Jelly Bean surpasses 60 percent Android distribution

It is that time of the month again when we take a look at the latest Android distribution data. Google has released a new chart, based on the number of devices accessing the Play store in the seven days ending February 4, placing Jelly Bean as the most popular sweet with over 60 percent share in the green droid realm.

In early-February, the most popular Jelly Bean iteration is once again Android 4.1, thanks to a strong 35.5 percent distribution. It is also the most popular version of the mobile operating system, a title that it's relished since July 2013 when it finally topped the outdated Gingerbread. In the Jelly Bean branch, Android 4.1 is followed, in this order, by Android 4.2 and Android 4.3, with 16.3 percent and 8.9 percent distribution, respectively.

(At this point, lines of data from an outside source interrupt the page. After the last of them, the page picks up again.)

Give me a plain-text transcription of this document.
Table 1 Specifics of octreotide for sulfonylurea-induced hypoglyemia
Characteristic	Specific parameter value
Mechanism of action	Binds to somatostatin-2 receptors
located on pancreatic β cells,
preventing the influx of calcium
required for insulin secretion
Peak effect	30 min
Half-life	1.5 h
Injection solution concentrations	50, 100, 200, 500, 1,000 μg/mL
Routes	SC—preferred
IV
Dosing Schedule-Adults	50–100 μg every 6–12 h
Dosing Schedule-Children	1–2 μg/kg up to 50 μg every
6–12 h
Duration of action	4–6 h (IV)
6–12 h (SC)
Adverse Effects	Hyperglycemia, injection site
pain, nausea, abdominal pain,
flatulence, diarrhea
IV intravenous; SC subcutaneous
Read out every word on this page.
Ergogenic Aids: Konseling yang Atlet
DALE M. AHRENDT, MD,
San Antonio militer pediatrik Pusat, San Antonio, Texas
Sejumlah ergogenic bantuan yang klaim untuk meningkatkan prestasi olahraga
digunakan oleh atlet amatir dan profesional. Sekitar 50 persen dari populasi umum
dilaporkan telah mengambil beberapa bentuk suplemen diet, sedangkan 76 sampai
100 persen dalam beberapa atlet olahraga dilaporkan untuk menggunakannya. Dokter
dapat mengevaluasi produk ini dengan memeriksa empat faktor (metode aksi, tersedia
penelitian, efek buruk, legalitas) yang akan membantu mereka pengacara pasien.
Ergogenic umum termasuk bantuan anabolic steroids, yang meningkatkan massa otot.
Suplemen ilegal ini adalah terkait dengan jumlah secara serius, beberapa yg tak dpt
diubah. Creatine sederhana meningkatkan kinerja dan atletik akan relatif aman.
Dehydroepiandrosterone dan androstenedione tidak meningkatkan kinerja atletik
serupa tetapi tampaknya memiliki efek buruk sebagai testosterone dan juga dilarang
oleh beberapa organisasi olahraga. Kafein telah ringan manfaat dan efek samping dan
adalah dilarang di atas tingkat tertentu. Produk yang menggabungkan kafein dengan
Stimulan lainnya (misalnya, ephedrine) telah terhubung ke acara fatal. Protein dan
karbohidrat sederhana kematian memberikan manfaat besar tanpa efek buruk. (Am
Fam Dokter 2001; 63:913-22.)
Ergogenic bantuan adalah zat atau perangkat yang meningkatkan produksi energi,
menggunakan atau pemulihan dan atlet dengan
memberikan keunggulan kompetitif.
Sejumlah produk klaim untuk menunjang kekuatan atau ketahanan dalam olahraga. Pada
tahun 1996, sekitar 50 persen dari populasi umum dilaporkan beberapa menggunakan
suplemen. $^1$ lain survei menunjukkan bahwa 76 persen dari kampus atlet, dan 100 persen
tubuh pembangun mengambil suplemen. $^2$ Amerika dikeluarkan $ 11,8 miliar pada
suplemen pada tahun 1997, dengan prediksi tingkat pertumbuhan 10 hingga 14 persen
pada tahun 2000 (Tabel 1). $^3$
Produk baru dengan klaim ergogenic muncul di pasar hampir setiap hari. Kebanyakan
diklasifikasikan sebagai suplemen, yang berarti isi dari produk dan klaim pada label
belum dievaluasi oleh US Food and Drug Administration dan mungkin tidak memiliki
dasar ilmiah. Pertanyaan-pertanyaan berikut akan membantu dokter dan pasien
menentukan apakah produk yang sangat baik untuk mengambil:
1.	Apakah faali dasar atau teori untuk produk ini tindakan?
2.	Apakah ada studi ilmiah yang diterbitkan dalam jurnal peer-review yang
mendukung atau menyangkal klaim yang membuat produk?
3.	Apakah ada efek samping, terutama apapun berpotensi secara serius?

Android 4.4 continues to show signs of growth, topping 1.8 percent in early-February, up from 1.4 percent a month before. Its rise is slow at this stage and sustained by only a small number of devices, like the Google Nexus lineup, Motorola Moto X and Moto G and HTC One. As more vendors come aboard, especially Samsung with new releases and more software updates, we will see an uptake in distribution.

Due to its age (it launched in late-June 2012), Android 4.1 has started to drop in distribution (it had 35.9 percent in early-January, and more in the months before). Meanwhile, its newer siblings are gaining ground (in early-January, Android 4.2 had 15.4 percent while Android 4.3 claimed 7.8 percent). Its downfall is to be expected.

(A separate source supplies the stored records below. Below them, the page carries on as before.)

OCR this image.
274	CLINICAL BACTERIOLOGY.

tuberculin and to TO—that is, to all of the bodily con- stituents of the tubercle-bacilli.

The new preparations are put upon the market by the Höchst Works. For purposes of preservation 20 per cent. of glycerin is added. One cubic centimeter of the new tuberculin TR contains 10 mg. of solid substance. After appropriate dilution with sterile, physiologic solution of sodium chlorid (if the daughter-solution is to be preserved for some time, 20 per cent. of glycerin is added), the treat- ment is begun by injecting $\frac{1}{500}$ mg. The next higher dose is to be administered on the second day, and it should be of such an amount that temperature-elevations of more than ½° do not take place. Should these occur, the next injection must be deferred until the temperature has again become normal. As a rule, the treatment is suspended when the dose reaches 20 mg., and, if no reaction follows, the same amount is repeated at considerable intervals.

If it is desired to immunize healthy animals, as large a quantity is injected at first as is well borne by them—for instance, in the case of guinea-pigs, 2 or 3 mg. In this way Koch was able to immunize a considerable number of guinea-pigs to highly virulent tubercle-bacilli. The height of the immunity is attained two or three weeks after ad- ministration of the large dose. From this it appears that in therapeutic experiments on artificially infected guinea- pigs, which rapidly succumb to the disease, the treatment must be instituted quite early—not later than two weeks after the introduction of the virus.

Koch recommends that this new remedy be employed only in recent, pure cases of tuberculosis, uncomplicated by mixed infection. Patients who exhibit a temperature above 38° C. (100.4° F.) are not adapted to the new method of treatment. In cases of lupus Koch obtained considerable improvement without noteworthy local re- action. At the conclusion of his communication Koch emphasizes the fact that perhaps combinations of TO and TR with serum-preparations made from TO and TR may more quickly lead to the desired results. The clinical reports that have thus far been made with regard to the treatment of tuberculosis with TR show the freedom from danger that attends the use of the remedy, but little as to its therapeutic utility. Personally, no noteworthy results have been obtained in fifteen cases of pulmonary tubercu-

This is happening because Android vendors are moving their popular devices in the wild, released within the last year or two, to more recent iterations through software updates, while new smartphones and tablets are launched with newer versions of the mobile OS, like Android 4.2 or Android 4.3 (even Android 4.4 in some cases).

Ice Cream Sandwich is expected to continue its drop in distribution, as it is also no longer the de-facto Android version for software updates or new product launches. In early-February it reached a 16.1 percent share, slightly lower than the 16.9 percent from the month before.

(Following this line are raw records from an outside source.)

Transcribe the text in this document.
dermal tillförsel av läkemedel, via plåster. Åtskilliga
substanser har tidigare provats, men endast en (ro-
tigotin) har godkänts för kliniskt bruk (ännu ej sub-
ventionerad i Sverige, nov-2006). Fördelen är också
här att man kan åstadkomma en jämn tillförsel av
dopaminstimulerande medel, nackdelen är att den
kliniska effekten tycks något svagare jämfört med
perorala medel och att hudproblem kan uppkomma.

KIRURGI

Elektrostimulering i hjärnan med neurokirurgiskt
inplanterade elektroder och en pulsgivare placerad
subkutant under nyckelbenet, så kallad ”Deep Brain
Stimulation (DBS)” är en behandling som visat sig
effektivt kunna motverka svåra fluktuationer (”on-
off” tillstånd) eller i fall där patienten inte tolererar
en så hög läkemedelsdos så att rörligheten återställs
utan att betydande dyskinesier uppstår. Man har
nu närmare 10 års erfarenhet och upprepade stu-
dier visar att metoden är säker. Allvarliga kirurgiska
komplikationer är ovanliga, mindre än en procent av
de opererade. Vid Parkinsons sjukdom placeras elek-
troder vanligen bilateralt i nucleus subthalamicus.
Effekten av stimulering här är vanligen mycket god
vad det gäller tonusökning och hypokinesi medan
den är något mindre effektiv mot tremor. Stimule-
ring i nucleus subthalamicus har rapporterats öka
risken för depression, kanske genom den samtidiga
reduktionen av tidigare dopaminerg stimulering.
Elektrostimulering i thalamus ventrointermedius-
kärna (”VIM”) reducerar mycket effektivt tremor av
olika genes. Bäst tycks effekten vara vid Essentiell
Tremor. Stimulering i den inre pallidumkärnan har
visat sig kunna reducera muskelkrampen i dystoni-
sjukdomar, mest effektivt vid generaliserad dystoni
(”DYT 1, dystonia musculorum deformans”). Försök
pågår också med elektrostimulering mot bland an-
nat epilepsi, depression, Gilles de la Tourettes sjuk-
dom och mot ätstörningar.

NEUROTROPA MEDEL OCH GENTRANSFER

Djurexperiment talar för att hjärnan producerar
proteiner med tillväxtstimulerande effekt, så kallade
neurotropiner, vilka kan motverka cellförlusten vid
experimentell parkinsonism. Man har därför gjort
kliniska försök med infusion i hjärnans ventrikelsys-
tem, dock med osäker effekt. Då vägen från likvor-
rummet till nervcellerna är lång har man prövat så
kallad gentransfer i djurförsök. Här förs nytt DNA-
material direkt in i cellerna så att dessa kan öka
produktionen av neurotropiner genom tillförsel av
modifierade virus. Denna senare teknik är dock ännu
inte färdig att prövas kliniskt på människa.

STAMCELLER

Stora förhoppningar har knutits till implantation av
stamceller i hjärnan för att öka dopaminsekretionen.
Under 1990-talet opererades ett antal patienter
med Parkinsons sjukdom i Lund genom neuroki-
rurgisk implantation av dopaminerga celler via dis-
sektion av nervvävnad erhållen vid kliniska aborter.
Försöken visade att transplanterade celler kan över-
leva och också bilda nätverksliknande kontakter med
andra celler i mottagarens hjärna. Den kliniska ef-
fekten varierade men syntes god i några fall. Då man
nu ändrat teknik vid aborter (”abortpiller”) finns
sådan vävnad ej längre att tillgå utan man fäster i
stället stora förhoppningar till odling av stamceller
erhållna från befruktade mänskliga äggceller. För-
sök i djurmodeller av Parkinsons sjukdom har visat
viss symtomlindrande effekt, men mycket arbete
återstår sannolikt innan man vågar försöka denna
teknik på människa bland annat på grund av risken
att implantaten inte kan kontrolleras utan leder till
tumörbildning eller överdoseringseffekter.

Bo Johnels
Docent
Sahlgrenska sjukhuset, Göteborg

Against all odds, Honeycomb still clings on to the charts with a mere 0.1 percent distribution. This level is the minimum required by Google for an Android version to show up in its monthly chart. So, if you do not see a specific iteration there it is because it has failed to reach the said imposed mark.

Gingerbread still has a strong presence, thanks to a 20 percent distribution. Its share has been constantly dropping for more than a year now (it was at 24.1 percent a month before), and will continue to do so as popular Android devices are no longer upgraded or released with it. Even though its share is slipping, Gingerbread remains a version of the mobile OS worth taking into account, as BlackBerry has proved by revealing that an upcoming BBM app update will support it (on Android, the service was initially meant to be offered only on devices running Ice Cream Sandwich and newer).

The last of the bunch is Froyo which retains a 1.3 percent distribution, as in early-January. Its share will slide, though, in the foreseeable future, as it did from early-December (1.6 percent) to early-2014.

As I have pointed out before, these numbers do not reflect the actual usage share of Android devices. Google rules out handsets running versions older than Froyo, as the Play Store app only works on Froyo and newer iterations.

That being said, these charts are actually meant for developers, who can use the data to decide which Android versions to support, among other purposes. For this scope, what Google reveals monthly is more accurate, as the search giant only takes into account the devices that actually access the Play store (and are, therefore, relevant to developers) and can run most apps.